Ник перевел свинцовый взгляд на повелителя мертвых.
— Учитывая происхождение вовлеченного гражданина и его долгую и изобретательную судимость, его спасение не имеет большого значения. На самом деле, без него в городе безопаснее.
— Тогда зачем вообще рассказывать мне? — спросила я.
— Потому что мне нравится смотреть, как ты со своим отцом вгрызаетесь друг в друга, как два диких кота, брошенных в один мешок. Если один из вас убьет другого, мир станет лучше. — Ник улыбнулся. — Задай ему жару, Шаррим.
Мэхон стукнул кулаком по столу. Дерево застучало, как барабан.
— Ты будешь держать язык за зубами, когда будешь разговаривать с моей невесткой!
— Твоя невестка — мерзость, — сказал ему Ник.
Мэхон вскочил.
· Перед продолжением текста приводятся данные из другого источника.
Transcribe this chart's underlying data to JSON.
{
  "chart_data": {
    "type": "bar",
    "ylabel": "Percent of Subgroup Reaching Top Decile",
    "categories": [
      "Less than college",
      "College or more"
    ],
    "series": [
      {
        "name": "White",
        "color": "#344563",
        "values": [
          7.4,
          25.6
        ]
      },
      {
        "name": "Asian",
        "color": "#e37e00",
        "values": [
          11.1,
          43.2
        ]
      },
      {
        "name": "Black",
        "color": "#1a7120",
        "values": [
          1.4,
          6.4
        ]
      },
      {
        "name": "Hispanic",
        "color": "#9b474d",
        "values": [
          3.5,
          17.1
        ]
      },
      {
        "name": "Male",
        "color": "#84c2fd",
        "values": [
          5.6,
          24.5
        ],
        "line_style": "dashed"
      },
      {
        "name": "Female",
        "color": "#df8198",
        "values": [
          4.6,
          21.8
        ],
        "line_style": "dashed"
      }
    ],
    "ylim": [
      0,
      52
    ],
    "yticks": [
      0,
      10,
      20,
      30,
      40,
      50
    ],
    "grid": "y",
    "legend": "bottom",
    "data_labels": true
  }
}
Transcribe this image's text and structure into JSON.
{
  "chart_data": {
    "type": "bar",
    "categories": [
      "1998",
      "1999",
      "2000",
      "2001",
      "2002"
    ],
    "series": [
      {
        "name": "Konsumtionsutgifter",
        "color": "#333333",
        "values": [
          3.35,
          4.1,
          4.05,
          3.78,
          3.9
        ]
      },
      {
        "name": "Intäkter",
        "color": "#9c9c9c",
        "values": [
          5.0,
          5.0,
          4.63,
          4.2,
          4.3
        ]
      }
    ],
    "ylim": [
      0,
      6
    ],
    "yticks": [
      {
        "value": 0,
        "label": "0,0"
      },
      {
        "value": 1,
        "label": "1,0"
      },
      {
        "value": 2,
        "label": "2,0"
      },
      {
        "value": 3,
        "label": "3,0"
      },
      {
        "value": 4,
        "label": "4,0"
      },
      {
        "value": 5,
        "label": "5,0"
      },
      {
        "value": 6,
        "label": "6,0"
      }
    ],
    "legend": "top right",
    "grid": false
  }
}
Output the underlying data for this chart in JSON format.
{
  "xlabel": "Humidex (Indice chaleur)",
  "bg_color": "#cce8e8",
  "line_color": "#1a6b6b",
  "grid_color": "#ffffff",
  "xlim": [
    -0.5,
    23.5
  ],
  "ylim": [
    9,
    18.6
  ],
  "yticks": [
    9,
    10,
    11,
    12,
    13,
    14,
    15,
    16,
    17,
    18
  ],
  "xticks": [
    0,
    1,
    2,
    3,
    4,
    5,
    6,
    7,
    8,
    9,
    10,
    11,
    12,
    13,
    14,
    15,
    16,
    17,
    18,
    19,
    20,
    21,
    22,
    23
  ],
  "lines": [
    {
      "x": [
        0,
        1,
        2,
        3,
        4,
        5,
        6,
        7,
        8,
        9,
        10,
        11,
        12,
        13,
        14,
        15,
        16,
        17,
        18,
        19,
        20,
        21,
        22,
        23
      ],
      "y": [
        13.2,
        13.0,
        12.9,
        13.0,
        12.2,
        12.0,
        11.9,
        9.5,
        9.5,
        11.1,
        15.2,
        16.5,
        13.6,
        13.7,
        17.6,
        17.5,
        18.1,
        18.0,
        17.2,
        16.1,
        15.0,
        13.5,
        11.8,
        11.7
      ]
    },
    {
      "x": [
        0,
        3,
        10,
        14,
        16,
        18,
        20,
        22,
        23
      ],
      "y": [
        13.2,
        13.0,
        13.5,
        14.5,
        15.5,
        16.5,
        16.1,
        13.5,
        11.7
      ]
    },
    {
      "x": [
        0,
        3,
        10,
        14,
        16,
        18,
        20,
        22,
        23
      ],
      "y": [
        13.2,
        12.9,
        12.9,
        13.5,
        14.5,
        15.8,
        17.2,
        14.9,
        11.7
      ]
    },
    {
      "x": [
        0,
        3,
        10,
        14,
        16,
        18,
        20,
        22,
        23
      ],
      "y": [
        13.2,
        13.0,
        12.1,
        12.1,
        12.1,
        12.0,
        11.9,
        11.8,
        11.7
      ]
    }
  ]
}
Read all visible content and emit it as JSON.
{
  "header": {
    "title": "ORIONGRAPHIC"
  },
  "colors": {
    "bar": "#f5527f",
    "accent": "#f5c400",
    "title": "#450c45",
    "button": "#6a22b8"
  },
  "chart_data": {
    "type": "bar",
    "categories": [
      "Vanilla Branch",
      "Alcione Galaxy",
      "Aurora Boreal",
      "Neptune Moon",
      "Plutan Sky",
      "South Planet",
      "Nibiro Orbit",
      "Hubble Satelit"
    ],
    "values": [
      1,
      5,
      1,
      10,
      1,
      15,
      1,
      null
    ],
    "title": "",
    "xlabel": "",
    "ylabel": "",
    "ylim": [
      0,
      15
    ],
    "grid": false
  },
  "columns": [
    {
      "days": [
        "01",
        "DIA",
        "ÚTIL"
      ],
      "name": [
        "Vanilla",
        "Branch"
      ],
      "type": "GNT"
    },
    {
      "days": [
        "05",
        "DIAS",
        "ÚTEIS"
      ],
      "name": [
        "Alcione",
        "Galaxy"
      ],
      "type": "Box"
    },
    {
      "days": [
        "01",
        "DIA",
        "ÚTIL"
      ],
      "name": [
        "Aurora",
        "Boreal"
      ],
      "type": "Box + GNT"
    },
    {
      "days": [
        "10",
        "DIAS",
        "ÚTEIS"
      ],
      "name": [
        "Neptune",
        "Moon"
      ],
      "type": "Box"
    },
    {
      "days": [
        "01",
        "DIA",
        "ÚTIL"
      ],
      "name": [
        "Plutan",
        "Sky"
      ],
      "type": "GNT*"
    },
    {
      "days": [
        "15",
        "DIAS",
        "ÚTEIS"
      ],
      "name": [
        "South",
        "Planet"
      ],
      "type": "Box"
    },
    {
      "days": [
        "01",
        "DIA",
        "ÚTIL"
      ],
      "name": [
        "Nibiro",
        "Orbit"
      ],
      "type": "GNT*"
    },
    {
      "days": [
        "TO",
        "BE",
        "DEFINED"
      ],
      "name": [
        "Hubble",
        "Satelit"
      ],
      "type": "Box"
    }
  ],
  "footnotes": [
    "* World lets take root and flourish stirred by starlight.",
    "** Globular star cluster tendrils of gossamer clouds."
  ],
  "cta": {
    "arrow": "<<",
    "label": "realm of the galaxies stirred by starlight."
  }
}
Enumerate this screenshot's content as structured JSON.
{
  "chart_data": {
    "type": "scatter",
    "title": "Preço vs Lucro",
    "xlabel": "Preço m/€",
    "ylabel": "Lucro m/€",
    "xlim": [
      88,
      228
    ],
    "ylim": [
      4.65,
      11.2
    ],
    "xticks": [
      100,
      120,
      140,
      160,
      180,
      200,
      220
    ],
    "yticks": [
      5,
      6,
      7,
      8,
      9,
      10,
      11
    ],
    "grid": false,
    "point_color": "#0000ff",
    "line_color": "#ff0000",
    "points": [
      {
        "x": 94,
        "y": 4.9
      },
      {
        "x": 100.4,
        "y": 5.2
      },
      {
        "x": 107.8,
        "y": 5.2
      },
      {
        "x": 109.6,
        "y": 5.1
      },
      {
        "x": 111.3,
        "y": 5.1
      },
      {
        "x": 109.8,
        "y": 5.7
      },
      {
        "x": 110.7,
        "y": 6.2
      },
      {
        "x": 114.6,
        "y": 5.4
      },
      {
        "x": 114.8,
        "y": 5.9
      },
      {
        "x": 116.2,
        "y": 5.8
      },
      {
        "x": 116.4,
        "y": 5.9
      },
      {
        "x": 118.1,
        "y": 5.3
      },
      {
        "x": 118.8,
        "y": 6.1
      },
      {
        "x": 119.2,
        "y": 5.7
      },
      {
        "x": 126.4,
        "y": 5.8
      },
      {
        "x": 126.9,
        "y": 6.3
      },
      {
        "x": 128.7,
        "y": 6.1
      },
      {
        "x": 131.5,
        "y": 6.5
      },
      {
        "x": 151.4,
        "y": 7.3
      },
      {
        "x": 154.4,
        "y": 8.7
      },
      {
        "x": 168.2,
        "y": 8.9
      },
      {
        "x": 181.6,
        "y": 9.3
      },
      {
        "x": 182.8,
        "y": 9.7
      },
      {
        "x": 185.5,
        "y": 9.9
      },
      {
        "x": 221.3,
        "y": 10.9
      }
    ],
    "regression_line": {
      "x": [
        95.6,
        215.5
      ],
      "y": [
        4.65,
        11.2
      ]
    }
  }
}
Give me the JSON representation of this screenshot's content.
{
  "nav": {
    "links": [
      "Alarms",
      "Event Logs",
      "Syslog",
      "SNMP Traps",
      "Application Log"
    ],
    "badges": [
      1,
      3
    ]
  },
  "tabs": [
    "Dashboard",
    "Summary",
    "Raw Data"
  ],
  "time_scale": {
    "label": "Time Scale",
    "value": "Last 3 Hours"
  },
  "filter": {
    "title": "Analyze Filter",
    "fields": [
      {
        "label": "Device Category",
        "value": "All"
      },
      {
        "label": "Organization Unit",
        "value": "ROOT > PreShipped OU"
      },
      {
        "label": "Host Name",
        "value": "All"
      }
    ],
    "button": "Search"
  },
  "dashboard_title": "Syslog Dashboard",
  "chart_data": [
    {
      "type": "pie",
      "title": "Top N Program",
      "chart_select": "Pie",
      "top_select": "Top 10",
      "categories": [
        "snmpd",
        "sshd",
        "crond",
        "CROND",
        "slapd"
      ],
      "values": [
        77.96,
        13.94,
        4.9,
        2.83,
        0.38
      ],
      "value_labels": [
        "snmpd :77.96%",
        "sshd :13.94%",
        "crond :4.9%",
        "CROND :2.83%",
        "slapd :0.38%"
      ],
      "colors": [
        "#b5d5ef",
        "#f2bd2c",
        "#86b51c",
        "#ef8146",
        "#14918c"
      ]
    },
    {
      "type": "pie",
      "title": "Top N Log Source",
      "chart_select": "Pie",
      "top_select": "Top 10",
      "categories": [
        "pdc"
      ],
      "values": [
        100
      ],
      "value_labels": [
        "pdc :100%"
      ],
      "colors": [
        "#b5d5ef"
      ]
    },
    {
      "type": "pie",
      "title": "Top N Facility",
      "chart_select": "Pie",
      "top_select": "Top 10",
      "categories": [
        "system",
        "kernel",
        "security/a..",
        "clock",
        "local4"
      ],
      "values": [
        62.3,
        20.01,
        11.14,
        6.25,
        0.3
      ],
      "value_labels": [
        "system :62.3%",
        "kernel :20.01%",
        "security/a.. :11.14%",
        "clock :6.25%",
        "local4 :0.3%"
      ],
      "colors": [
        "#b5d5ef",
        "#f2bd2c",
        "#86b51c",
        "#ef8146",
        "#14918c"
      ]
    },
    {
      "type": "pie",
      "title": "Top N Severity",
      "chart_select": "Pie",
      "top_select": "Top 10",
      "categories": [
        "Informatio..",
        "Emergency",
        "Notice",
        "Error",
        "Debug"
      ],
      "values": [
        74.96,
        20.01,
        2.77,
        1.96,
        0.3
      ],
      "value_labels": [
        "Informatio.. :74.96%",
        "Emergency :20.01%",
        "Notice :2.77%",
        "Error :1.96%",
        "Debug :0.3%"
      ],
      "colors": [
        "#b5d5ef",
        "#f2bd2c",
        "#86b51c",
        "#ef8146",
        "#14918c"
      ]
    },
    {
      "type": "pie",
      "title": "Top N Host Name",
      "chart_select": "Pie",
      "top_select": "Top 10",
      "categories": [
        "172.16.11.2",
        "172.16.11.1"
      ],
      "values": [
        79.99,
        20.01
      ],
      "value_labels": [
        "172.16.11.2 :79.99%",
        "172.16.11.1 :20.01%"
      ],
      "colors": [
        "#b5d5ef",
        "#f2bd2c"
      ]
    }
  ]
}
Рафаэль схватил его за правую руку, Кэрран за левую.
— Правильно, сдерживайте бешеного медведя, — сказал Ник. — Вот почему мир относится к вам как к животным.
Я запрыгнула на стол, подбежала к Мэхону и встала между ним и Ником.
— Все в порядке. Он болтает языком, потому что больше ничего не может.
Ник развернулся и вышел из комнаты.
Кэрран напрягся, выгибаясь.
— Садись, старик. Садись.
Наконец, Мэхон опустился обратно на свое место.
— Что за гребаный придурок.
Рафаэль рухнул в свое кресло.
Я села на столе между тарелками. Администратор «Бернарда» взбесится, но мне было все равно. Сдерживание Мэхона забрало все, что у меня было.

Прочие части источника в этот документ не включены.